The Centre for Climate Change and Development at Alex Ekwueme Federal University Ndufu Alike (CCCD-AEFUNAI) on Thursday, September 23, 2021 joined other partners of ACTS2025 Alliance to launch a report at a webinar session on Securing an Ambitious and Just Outcome at COP26 insights from Climate Vulnerable Countries.
Allied for Climate Transformation by 2025 (ACT2025) is a consortium of think tanks and experts mostly from developing countries working to deliver ambitious, balanced, just, and equitable outcomes at COP26.
They have a specific aim to elevate and amplify the needs and priorities of developing countries in climate governance as a way of charting a path toward greater global solidarity.
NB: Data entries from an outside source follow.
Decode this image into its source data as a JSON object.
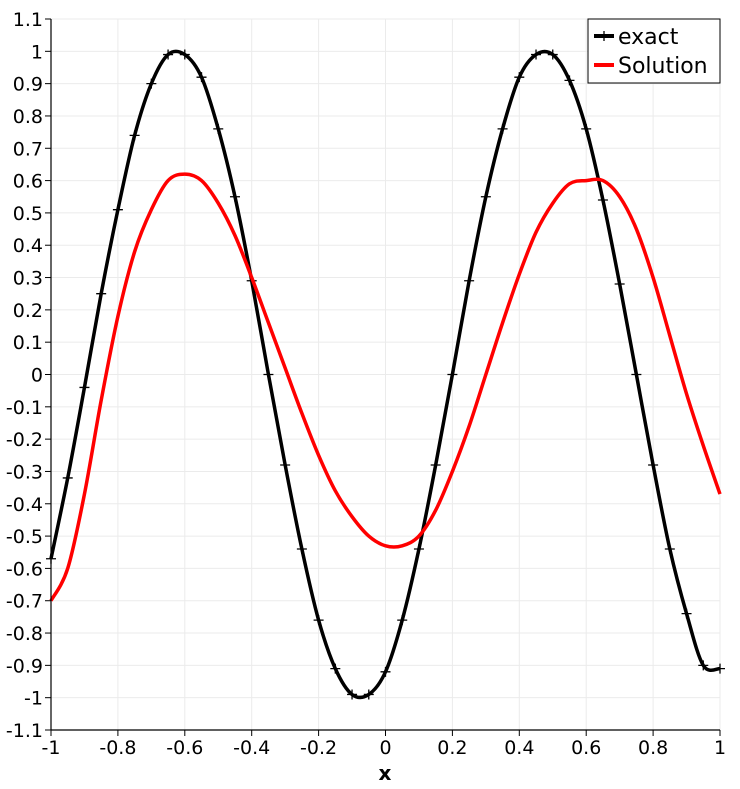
{
  "chart_data": {
    "type": "line",
    "title": "",
    "xlabel": "x",
    "ylabel": "",
    "xlim": [
      -1,
      1
    ],
    "ylim": [
      -1.1,
      1.1
    ],
    "grid": true,
    "legend_position": "top-right",
    "x_ticks": [
      "-1",
      "-0.8",
      "-0.6",
      "-0.4",
      "-0.2",
      "0",
      "0.2",
      "0.4",
      "0.6",
      "0.8",
      "1"
    ],
    "y_ticks": [
      "1.1",
      "1",
      "0.9",
      "0.8",
      "0.7",
      "0.6",
      "0.5",
      "0.4",
      "0.3",
      "0.2",
      "0.1",
      "0",
      "-0.1",
      "-0.2",
      "-0.3",
      "-0.4",
      "-0.5",
      "-0.6",
      "-0.7",
      "-0.8",
      "-0.9",
      "-1",
      "-1.1"
    ],
    "series": [
      {
        "name": "exact",
        "color": "#000000",
        "marker": "plus",
        "x": [
          -1.0,
          -0.95,
          -0.9,
          -0.85,
          -0.8,
          -0.75,
          -0.7,
          -0.65,
          -0.6,
          -0.55,
          -0.5,
          -0.45,
          -0.4,
          -0.35,
          -0.3,
          -0.25,
          -0.2,
          -0.15,
          -0.1,
          -0.05,
          0.0,
          0.05,
          0.1,
          0.15,
          0.2,
          0.25,
          0.3,
          0.35,
          0.4,
          0.45,
          0.5,
          0.55,
          0.6,
          0.65,
          0.7,
          0.75,
          0.8,
          0.85,
          0.9,
          0.95,
          1.0
        ],
        "y": [
          -0.57,
          -0.32,
          -0.04,
          0.25,
          0.51,
          0.74,
          0.9,
          0.99,
          0.99,
          0.92,
          0.76,
          0.55,
          0.29,
          0.0,
          -0.28,
          -0.54,
          -0.76,
          -0.91,
          -0.99,
          -0.99,
          -0.92,
          -0.76,
          -0.54,
          -0.28,
          0.0,
          0.29,
          0.55,
          0.76,
          0.92,
          0.99,
          0.99,
          0.91,
          0.76,
          0.54,
          0.28,
          0.0,
          -0.28,
          -0.54,
          -0.74,
          -0.9,
          -0.91
        ]
      },
      {
        "name": "Solution",
        "color": "#ff0000",
        "marker": "none",
        "x": [
          -1.0,
          -0.95,
          -0.9,
          -0.85,
          -0.8,
          -0.75,
          -0.7,
          -0.65,
          -0.6,
          -0.55,
          -0.5,
          -0.45,
          -0.4,
          -0.35,
          -0.3,
          -0.25,
          -0.2,
          -0.15,
          -0.1,
          -0.05,
          0.0,
          0.05,
          0.1,
          0.15,
          0.2,
          0.25,
          0.3,
          0.35,
          0.4,
          0.45,
          0.5,
          0.55,
          0.6,
          0.65,
          0.7,
          0.75,
          0.8,
          0.85,
          0.9,
          0.95,
          1.0
        ],
        "y": [
          -0.7,
          -0.6,
          -0.37,
          -0.08,
          0.18,
          0.38,
          0.51,
          0.6,
          0.62,
          0.6,
          0.53,
          0.43,
          0.3,
          0.16,
          0.02,
          -0.12,
          -0.25,
          -0.36,
          -0.44,
          -0.5,
          -0.53,
          -0.53,
          -0.5,
          -0.42,
          -0.3,
          -0.16,
          0.0,
          0.16,
          0.31,
          0.44,
          0.53,
          0.59,
          0.6,
          0.6,
          0.55,
          0.45,
          0.3,
          0.12,
          -0.06,
          -0.22,
          -0.37
        ]
      }
    ]
  }
}
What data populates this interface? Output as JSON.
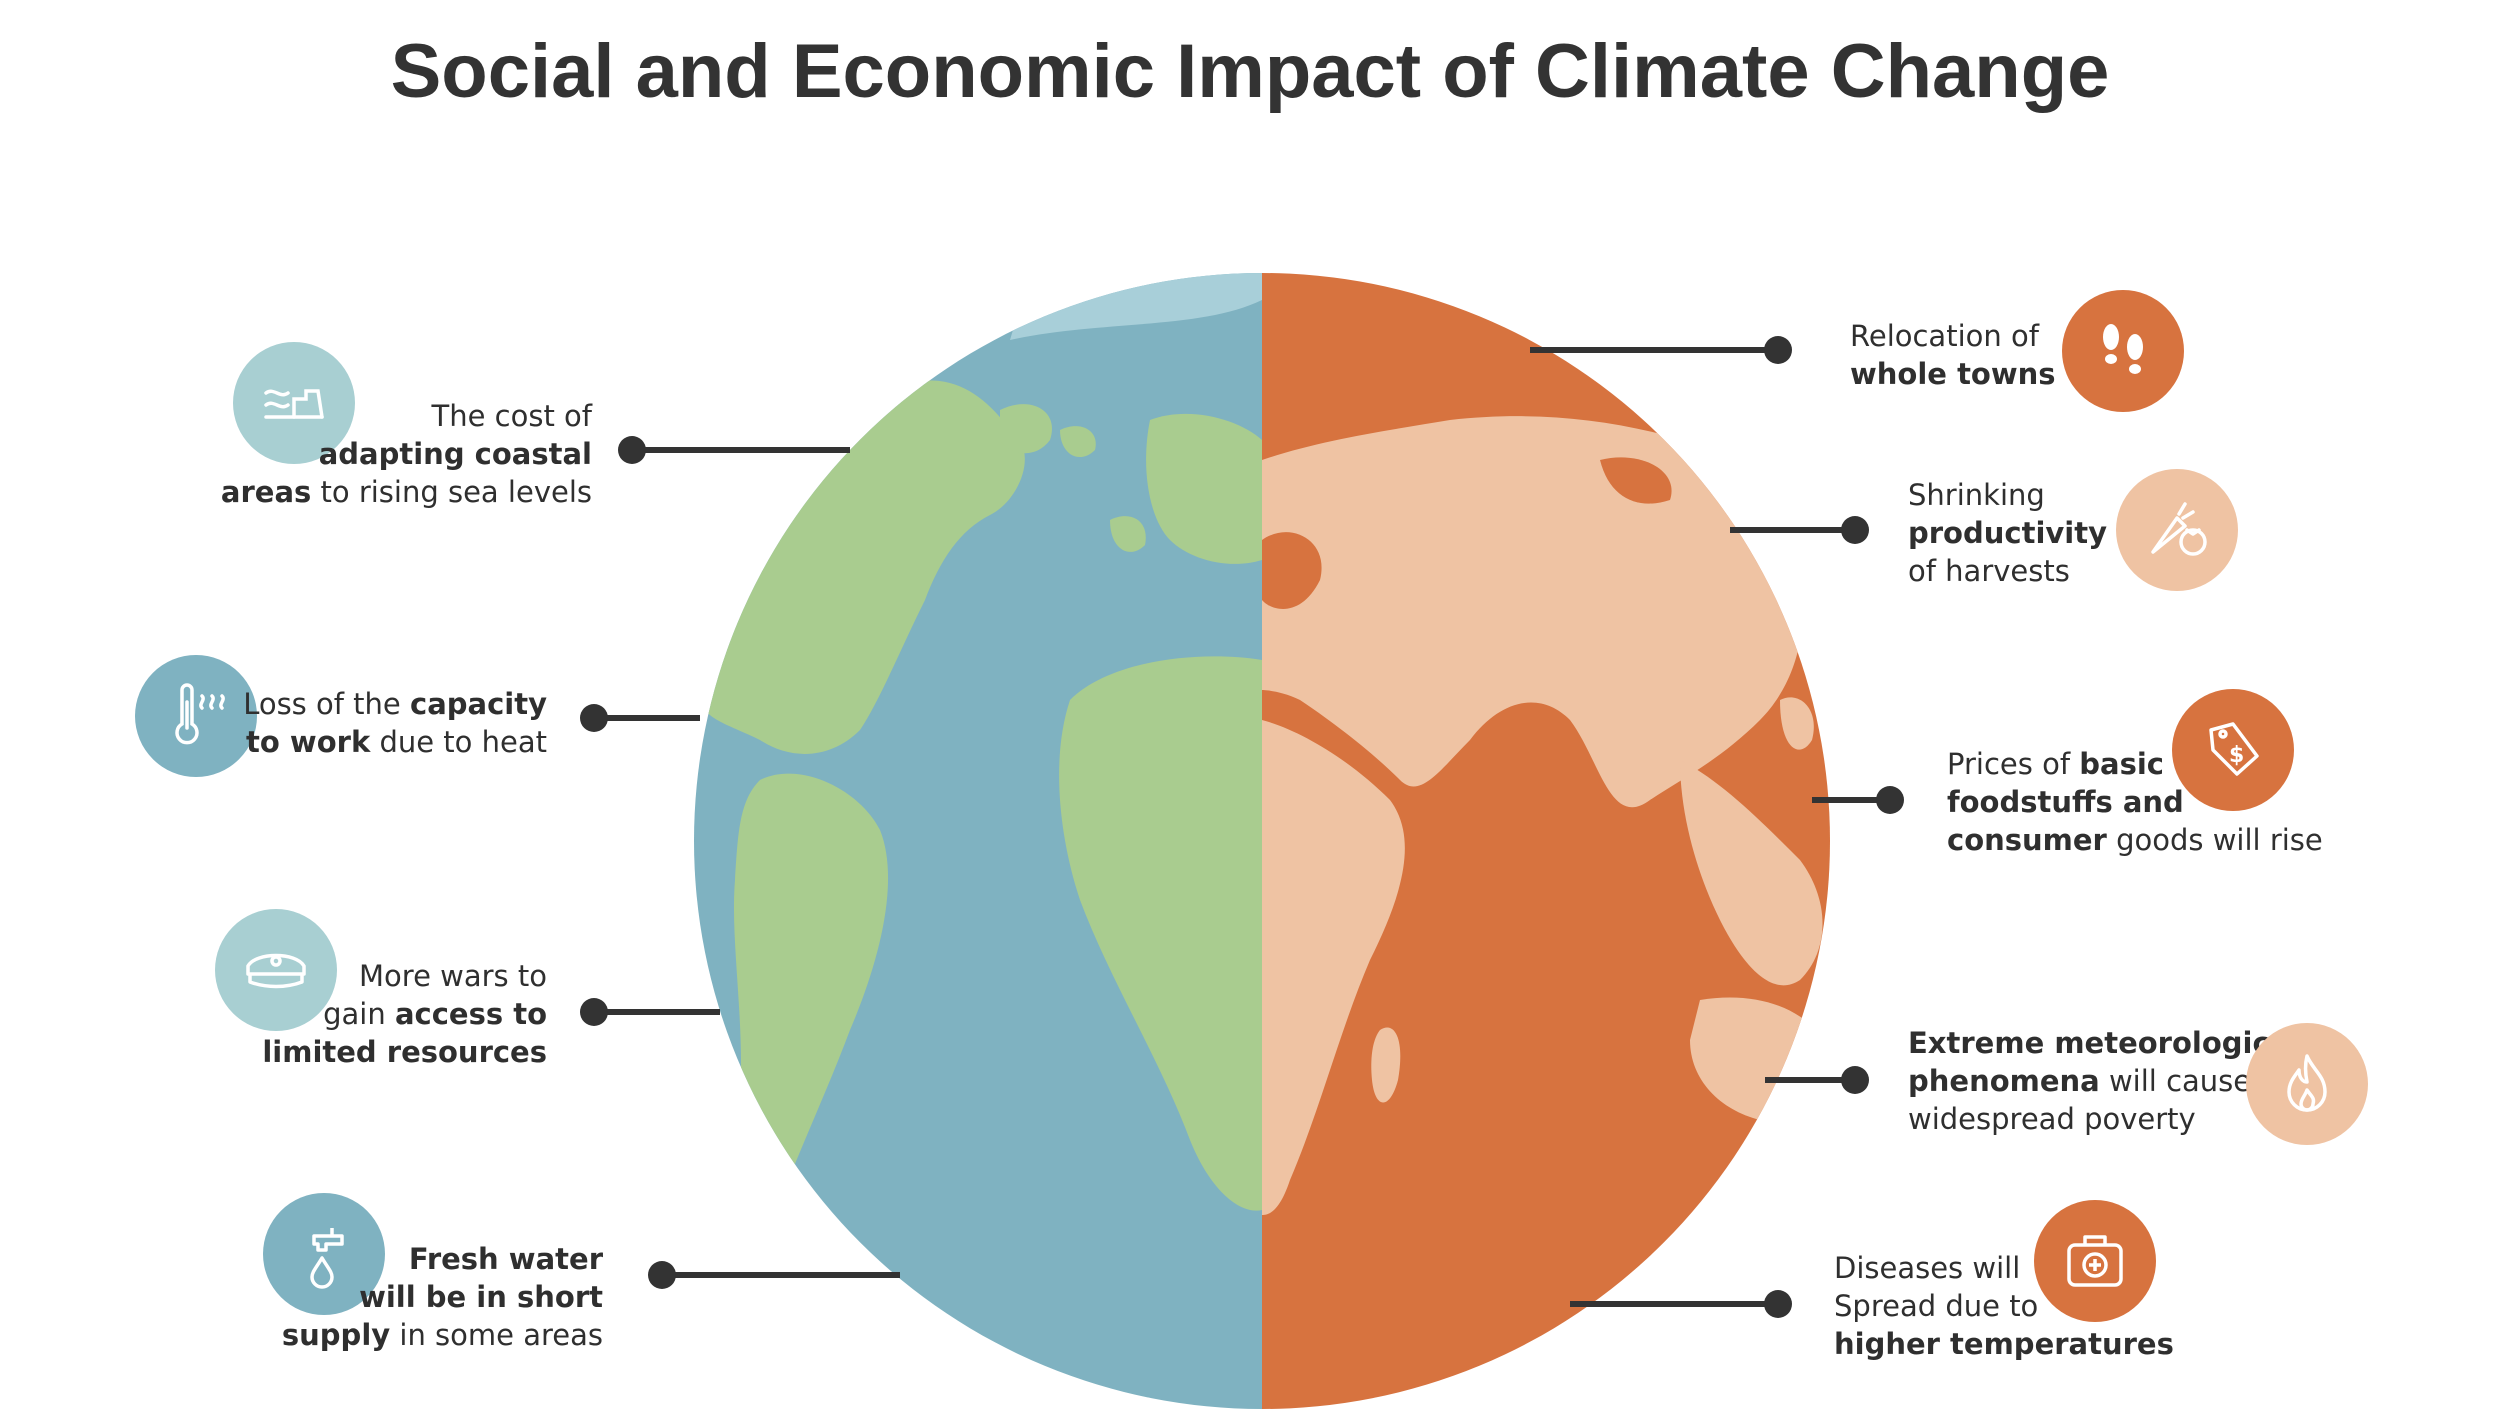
{
  "title": "Social and Economic Impact of Climate Change",
  "colors": {
    "ocean": "#7fb2c1",
    "ocean_light": "#a8cfd9",
    "land_green": "#a9cc8f",
    "ocean_warm": "#d7733f",
    "land_warm": "#efc3a3",
    "connector": "#333333",
    "icon_teal_light": "#a8cfd2",
    "icon_teal": "#7fb2c1",
    "icon_orange": "#d7733f",
    "icon_peach": "#efc3a3"
  },
  "left_items": [
    {
      "icon": "coastal-wave-icon",
      "parts": [
        [
          "The cost of",
          ""
        ],
        [
          "",
          "adapting coastal"
        ],
        [
          "areas",
          " to rising sea levels"
        ]
      ]
    },
    {
      "icon": "thermometer-heat-icon",
      "parts": [
        [
          "Loss of the ",
          "capacity"
        ],
        [
          "to work",
          " due to heat"
        ]
      ]
    },
    {
      "icon": "military-cap-icon",
      "parts": [
        [
          "More wars to",
          ""
        ],
        [
          "gain ",
          "access to"
        ],
        [
          "",
          "limited resources"
        ]
      ]
    },
    {
      "icon": "water-tap-icon",
      "parts": [
        [
          "",
          "Fresh water"
        ],
        [
          "",
          "will be in short"
        ],
        [
          "supply",
          " in some areas"
        ]
      ]
    }
  ],
  "right_items": [
    {
      "icon": "footprints-icon",
      "parts": [
        [
          "Relocation of",
          ""
        ],
        [
          "",
          "whole towns"
        ]
      ]
    },
    {
      "icon": "harvest-vegetables-icon",
      "parts": [
        [
          "Shrinking",
          ""
        ],
        [
          "",
          "productivity"
        ],
        [
          "of harvests",
          ""
        ]
      ]
    },
    {
      "icon": "price-tag-dollar-icon",
      "parts": [
        [
          "Prices of ",
          "basic"
        ],
        [
          "",
          "foodstuffs and"
        ],
        [
          "consumer",
          " goods will rise"
        ]
      ]
    },
    {
      "icon": "fire-icon",
      "parts": [
        [
          "",
          "Extreme meteorological"
        ],
        [
          "phenomena",
          " will cause"
        ],
        [
          "widespread poverty",
          ""
        ]
      ]
    },
    {
      "icon": "first-aid-kit-icon",
      "parts": [
        [
          "Diseases will",
          ""
        ],
        [
          "Spread due to",
          ""
        ],
        [
          "",
          "higher temperatures"
        ]
      ]
    }
  ]
}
Other members of ACT2025 include the Caribbean Community Climate Change Centre (CARICOM Climate), the Manila Observatory, Power Shift Africa, International Centre for Climate Change and Development (ICCCAD) based in Bangladesh, Transforma Global, and World Resources Institute (WRI) based in Washington DC, USA.
The report makes the case that 26th Conference of the Parties (COP26) in Glasgow is a decisive, no-turning-back opportunity to keep the pathways to achieving the goals of the Paris Agreement alive by advancing its implementation and translating commitments to real action on the ground.
It is also a critical moment to rebuild trust, restore justice, and strengthen solidarity between developed and developing countries and reinforce confidence in the multilateral climate regimes.
According to the group, success at COP26 can only be achieved if developed countries and major emitters demonstrate genuine leadership and show credible commitment to transformative change, and real cooperation and solidarity with climate-vulnerable countries to solve the climate crisis.
The Consortium through the reports then proceeded to set out key demands for vulnerable countries in five key areas including (i) Ambition, (ii) Finance, (iii) Adaptation; (iv) Loss and Damage; and (v) Rule and Architecture of the Climate Regime process.
On Ambition, the group called for credible commitments especially by developed countries to close the gap toward limiting global temperature increase to 1.5°C. They said it is required that all countries should submit commitments by no later than 2025 that reflect higher ambition and greater resilience based on the findings of IPCC reports and the outcomes of the global stocktake, and strongly encourage countries whose latest NDCs do not align with the 1.5°C temperature goal to submit an early update of their NDCs by 2023.
On Finance, the report calls for urgency in the scale up of climate finance and in making it more accessible. Developed countries, they said must update their climate finance pledges to meet the commitment of US$100 billion per year by COP26 and adopt a roadmap for delivering, at a minimum, $500 billion over the period 2020–24. Furthermore, rich countries must acknowledge that trillions rather than billions need to be mobilized or shifted to achieve a 1.5°C-aligned transformation of our economy and society, and launch a robust process to set up a new finance goal based on lessons learned, science, and the needs of developing countries.
On Adaptation, the group called for increase in adaptation pledges and specifically that finance from developed countries should reach parity between adaptation and mitigation by 2024, as well as ensure more access to grants and concessional finance for adaptation, especially for the most vulnerable countries. They also called for improvement in the tracking and assessment of climate adaptation action, and predictability of adaptation finance.
They called on Parties to the UNFCCC to request the IPCC to develop guidelines that facilitate the assessment of progress on adaptation, produce a special report on adaptation progress, and further elaborate the assessment of adaptation progress in its Seventh Assessment Report.
On Loss and Damage, the group called on countries to shift focus toward the proper implementation of actions addressing losses and damages due to climate impacts. They demanded for the establishment of Loss and Damage as a permanent agenda item under the Subsidiary Bodies and called for efforts to operationalize the Santiago Network on Loss and Damage needs to go beyond a website towards the establishment of a more effective mechanism to catalyse and deliver the needed technical assistance to vulnerable countries.
On Rules and Architecture, the group called on Parties to adopt overdue rules for Paris implementation that foster ambition, promote equity, ensure integrity, and are inclusive. This include to adopt additional guidance for the enhanced transparency framework and the global stocktake that fosters trust, is comprehensive, ensures the inclusive assessment and understanding of countries’ efforts, and informs the most ambitious decisions needed in this decade.
They also demanded that parties should come to an agreement on five-year common time frames for nationally determined contributions (NDCs) starting with the 2025 submissions, in sync with the five-year ambition cycle of the Paris Agreement and in response to the urgency highlighted by the Sixth Assessment Report (AR6), published by the IPCC.
The group says Glasgow is the last opportunity to keep the 1.5°C goal alive. Failure to deliver ambitious outcomes in Glasgow will move the world closer to condemning the most vulnerable nations and communities, including the generations to come, to the costliest, most dangerous future. They said that it is in the interest of all nations, both developed and developing, that governments act with solidarity, courage, to deliver a more sustainable, prosperous, and just future for developing countries and the rest of the world.